The young woman who marries has, as a rule, idealized her husband, and if she finds out soon that he is of common clay like the rest of the world, there comes a day when her happiness is in peril. Very few women can say what a wife once said to me. It was this: “I never have seen any faults in my husband which I did not see as plainly before I married him, and I have discovered many good qualities in him which I never knew before.” But she was a woman of remarkably clear brain and insight. It takes a patient love in a wife to sift the perfect from the imperfect in her husband’s make-up, if, indeed, there is any perfection yet to be found there, and to acknowledge the fact that, though he has not reached her ideal, he is surely on the road to it. It will be, also, a wholesome thought that perhaps she herself has not come up to his ideal, and thus the common sense, mutual forbearance, is attainable.
Doubtless the next disappointment is in her own housekeeping. She was to be the ideal housekeeper-no disorder, no dust, no anything which was not irreproachable. But her inexperience meets many failures, her two hands cannot do everything, she does not yet know “the fine art of slighting;” probably she thinks that would be a sin.
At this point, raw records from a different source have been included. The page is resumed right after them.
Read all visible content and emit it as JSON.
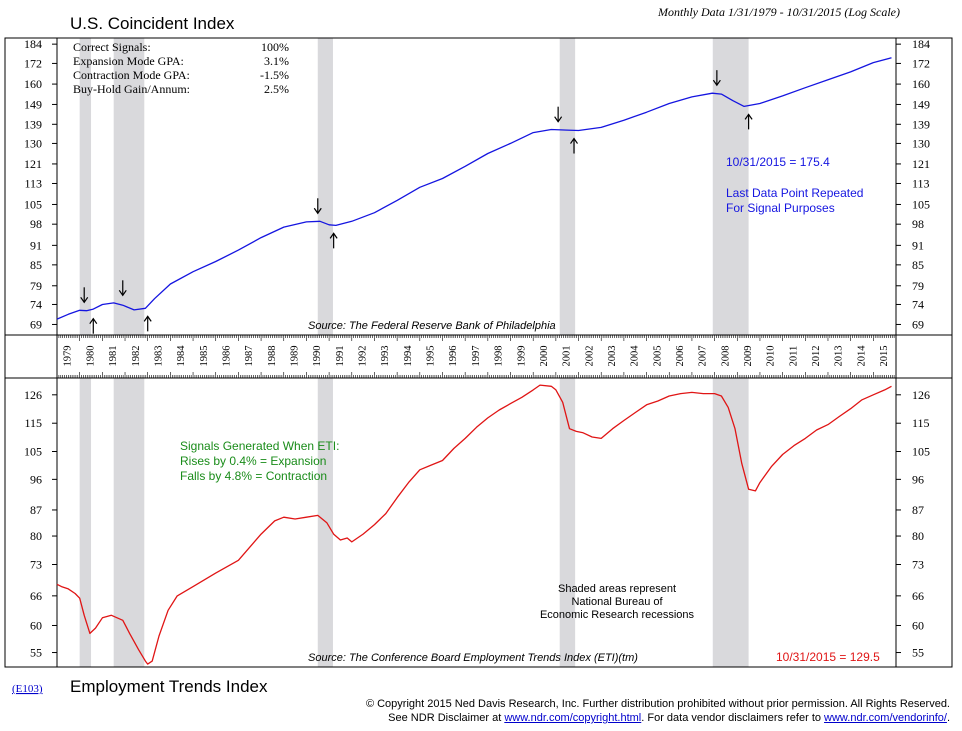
{
  "chart_data": [
    {
      "type": "line",
      "title": "U.S. Coincident Index",
      "subtitle": "Monthly Data 1/31/1979 - 10/31/2015 (Log Scale)",
      "scale": "log",
      "y_ticks": [
        69,
        74,
        79,
        85,
        91,
        98,
        105,
        113,
        121,
        130,
        139,
        149,
        160,
        172,
        184
      ],
      "ylim": [
        66.5,
        188
      ],
      "xlim": [
        1979.0,
        2016.0
      ],
      "stats": [
        {
          "label": "Correct Signals:",
          "value": "100%"
        },
        {
          "label": "Expansion Mode GPA:",
          "value": "3.1%"
        },
        {
          "label": "Contraction Mode GPA:",
          "value": "-1.5%"
        },
        {
          "label": "Buy-Hold Gain/Annum:",
          "value": "2.5%"
        }
      ],
      "series": [
        {
          "color": "#1515e0",
          "x": [
            1979.0,
            1979.5,
            1980.0,
            1980.3,
            1980.6,
            1981.0,
            1981.5,
            1981.9,
            1982.4,
            1982.9,
            1983.3,
            1984.0,
            1985.0,
            1986.0,
            1987.0,
            1988.0,
            1989.0,
            1990.0,
            1990.6,
            1991.0,
            1991.3,
            1992.0,
            1993.0,
            1994.0,
            1995.0,
            1996.0,
            1997.0,
            1998.0,
            1999.0,
            2000.0,
            2000.8,
            2001.5,
            2002.0,
            2003.0,
            2004.0,
            2005.0,
            2006.0,
            2007.0,
            2007.9,
            2008.3,
            2008.8,
            2009.3,
            2010.0,
            2011.0,
            2012.0,
            2013.0,
            2014.0,
            2015.0,
            2015.8
          ],
          "y": [
            70.3,
            71.5,
            72.5,
            72.4,
            72.8,
            74.0,
            74.4,
            73.8,
            72.6,
            73.0,
            75.5,
            79.5,
            83.0,
            86.0,
            89.5,
            93.5,
            97.0,
            98.8,
            99.0,
            97.8,
            97.6,
            99.0,
            102.0,
            106.5,
            111.5,
            115.0,
            120.0,
            125.5,
            130.0,
            135.0,
            136.5,
            136.2,
            136.0,
            137.5,
            141.0,
            145.0,
            149.5,
            153.0,
            155.0,
            154.5,
            151.0,
            148.0,
            149.5,
            153.5,
            158.0,
            162.5,
            167.0,
            172.5,
            175.4
          ]
        }
      ],
      "annotations": [
        "10/31/2015 = 175.4",
        "Last Data Point Repeated",
        "For Signal Purposes"
      ],
      "sell_signals": [
        {
          "x": 1980.2,
          "y": 72.5
        },
        {
          "x": 1981.9,
          "y": 74.3
        },
        {
          "x": 1990.5,
          "y": 99.0
        },
        {
          "x": 2001.1,
          "y": 136.4
        },
        {
          "x": 2008.1,
          "y": 155.0
        }
      ],
      "buy_signals": [
        {
          "x": 1980.6,
          "y": 72.4
        },
        {
          "x": 1983.0,
          "y": 73.0
        },
        {
          "x": 1991.2,
          "y": 97.6
        },
        {
          "x": 2001.8,
          "y": 136.0
        },
        {
          "x": 2009.5,
          "y": 148.0
        }
      ],
      "source": "Source: The Federal Reserve Bank of Philadelphia"
    },
    {
      "type": "line",
      "title": "Employment Trends Index",
      "scale": "log",
      "y_ticks": [
        55,
        60,
        66,
        73,
        80,
        87,
        96,
        105,
        115,
        126
      ],
      "ylim": [
        52.5,
        133
      ],
      "xlim": [
        1979.0,
        2016.0
      ],
      "series": [
        {
          "color": "#e01515",
          "x": [
            1979.0,
            1979.2,
            1979.5,
            1979.8,
            1980.0,
            1980.2,
            1980.45,
            1980.7,
            1981.0,
            1981.4,
            1981.9,
            1982.2,
            1982.6,
            1982.9,
            1983.0,
            1983.2,
            1983.5,
            1983.9,
            1984.3,
            1985.0,
            1986.0,
            1987.0,
            1988.0,
            1988.6,
            1989.0,
            1989.5,
            1990.0,
            1990.5,
            1990.9,
            1991.2,
            1991.5,
            1991.8,
            1992.0,
            1992.5,
            1993.0,
            1993.5,
            1994.0,
            1994.5,
            1995.0,
            1995.5,
            1996.0,
            1996.5,
            1997.0,
            1997.5,
            1998.0,
            1998.5,
            1999.0,
            1999.5,
            2000.0,
            2000.3,
            2000.8,
            2001.0,
            2001.3,
            2001.6,
            2001.9,
            2002.2,
            2002.6,
            2003.0,
            2003.5,
            2004.0,
            2004.5,
            2005.0,
            2005.5,
            2006.0,
            2006.5,
            2007.0,
            2007.5,
            2008.0,
            2008.3,
            2008.6,
            2008.9,
            2009.2,
            2009.5,
            2009.8,
            2010.0,
            2010.5,
            2011.0,
            2011.5,
            2012.0,
            2012.5,
            2013.0,
            2013.5,
            2014.0,
            2014.5,
            2015.0,
            2015.5,
            2015.8
          ],
          "y": [
            68.5,
            68.0,
            67.5,
            66.5,
            65.5,
            62.0,
            58.5,
            59.5,
            61.5,
            62.0,
            61.0,
            58.5,
            55.5,
            53.5,
            53.0,
            53.5,
            58.0,
            63.0,
            66.0,
            68.0,
            71.0,
            74.0,
            80.5,
            84.0,
            85.0,
            84.5,
            85.0,
            85.5,
            83.5,
            80.5,
            79.0,
            79.5,
            78.5,
            80.5,
            83.0,
            86.0,
            90.5,
            95.0,
            99.0,
            100.5,
            102.0,
            106.0,
            109.5,
            113.5,
            117.0,
            120.0,
            122.5,
            125.0,
            128.0,
            130.0,
            129.5,
            128.0,
            123.0,
            113.0,
            112.0,
            111.5,
            110.0,
            109.5,
            113.0,
            116.0,
            119.0,
            122.0,
            123.5,
            125.5,
            126.5,
            127.0,
            126.5,
            126.5,
            125.5,
            121.0,
            113.0,
            101.0,
            93.0,
            92.5,
            95.0,
            100.0,
            104.0,
            107.0,
            109.5,
            112.5,
            114.5,
            117.5,
            120.5,
            124.0,
            126.0,
            128.0,
            129.5
          ]
        }
      ],
      "annotations": [
        "Signals Generated When ETI:",
        "Rises by 0.4% = Expansion",
        "Falls by 4.8% = Contraction",
        "Shaded areas represent",
        "National Bureau of",
        "Economic Research recessions",
        "10/31/2015 = 129.5"
      ],
      "source": "Source: The Conference Board Employment Trends Index (ETI)(tm)"
    }
  ],
  "recessions": [
    {
      "start": 1980.0,
      "end": 1980.5
    },
    {
      "start": 1981.5,
      "end": 1982.85
    },
    {
      "start": 1990.5,
      "end": 1991.17
    },
    {
      "start": 2001.17,
      "end": 2001.85
    },
    {
      "start": 2007.92,
      "end": 2009.5
    }
  ],
  "years": [
    "1979",
    "1980",
    "1981",
    "1982",
    "1983",
    "1984",
    "1985",
    "1986",
    "1987",
    "1988",
    "1989",
    "1990",
    "1991",
    "1992",
    "1993",
    "1994",
    "1995",
    "1996",
    "1997",
    "1998",
    "1999",
    "2000",
    "2001",
    "2002",
    "2003",
    "2004",
    "2005",
    "2006",
    "2007",
    "2008",
    "2009",
    "2010",
    "2011",
    "2012",
    "2013",
    "2014",
    "2015"
  ],
  "chart_code": "(E103)",
  "footer": {
    "copyright": "© Copyright 2015 Ned Davis Research, Inc.  Further distribution prohibited without prior permission.  All Rights Reserved.",
    "disclaimer_prefix": "See NDR Disclaimer at ",
    "disclaimer_link": "www.ndr.com/copyright.html",
    "disclaimer_mid": ".  For data vendor disclaimers refer to ",
    "vendor_link": "www.ndr.com/vendorinfo/",
    "disclaimer_suffix": "."
  }
}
Thus worry comes, and then irritability, and then a discontent which spreads to others. Here, again, there must be patience with the ideals, and the consciousness that they are not to be reached with a bound.
Perhaps the greatest disappointment comes when the wife and homemaker has her brood of children about her. Of course, they are to be ideal children, obedient, truthful, unselfish, not quarrelsome. And then, after all her instructions in truthfulness, Tommy tells a lie, Marion is greedily selfish, she finds the two boys fighting, and so on. It really seems as if her ideals has gone to smash, and it wouldn’t pay to gather up the fragments. A mother of a large family, who had given her children most careful training, once said to me, “It is discouraging to see that my children are no better than Louise,” mentioning a girl who was coming up in a rather hit-or-miss style. That mother was tempted to think that her careful training did not count; but it did count, as the after years plainly showed. There was, later on, a marked difference between her daughters and the girl who had been carelessly reared. To a mother who feels impatient over this failure to measure up to her ideals, there comes this wise word from a wise man: “How can a mother expect her children to be perfect, when she recalls her own childhood?” There is the encouragement, in a nutshell. As a child, she had her own little tempers, her small rebellions, her crossnesses, perhaps her fibbing; she can recall them distinctly, yet she has grown out of these disagreeable traits into a self-controlled, truthful woman. Why not believe that with proper, prayerful care, her children will do the same?
The road to ideals certainly does wind up hill all the way, but the ascent must be patient, gradual, one step at a time. Taken in this fashion, it becomes, not laborious, but exhilarating, by reasons of successive attainments.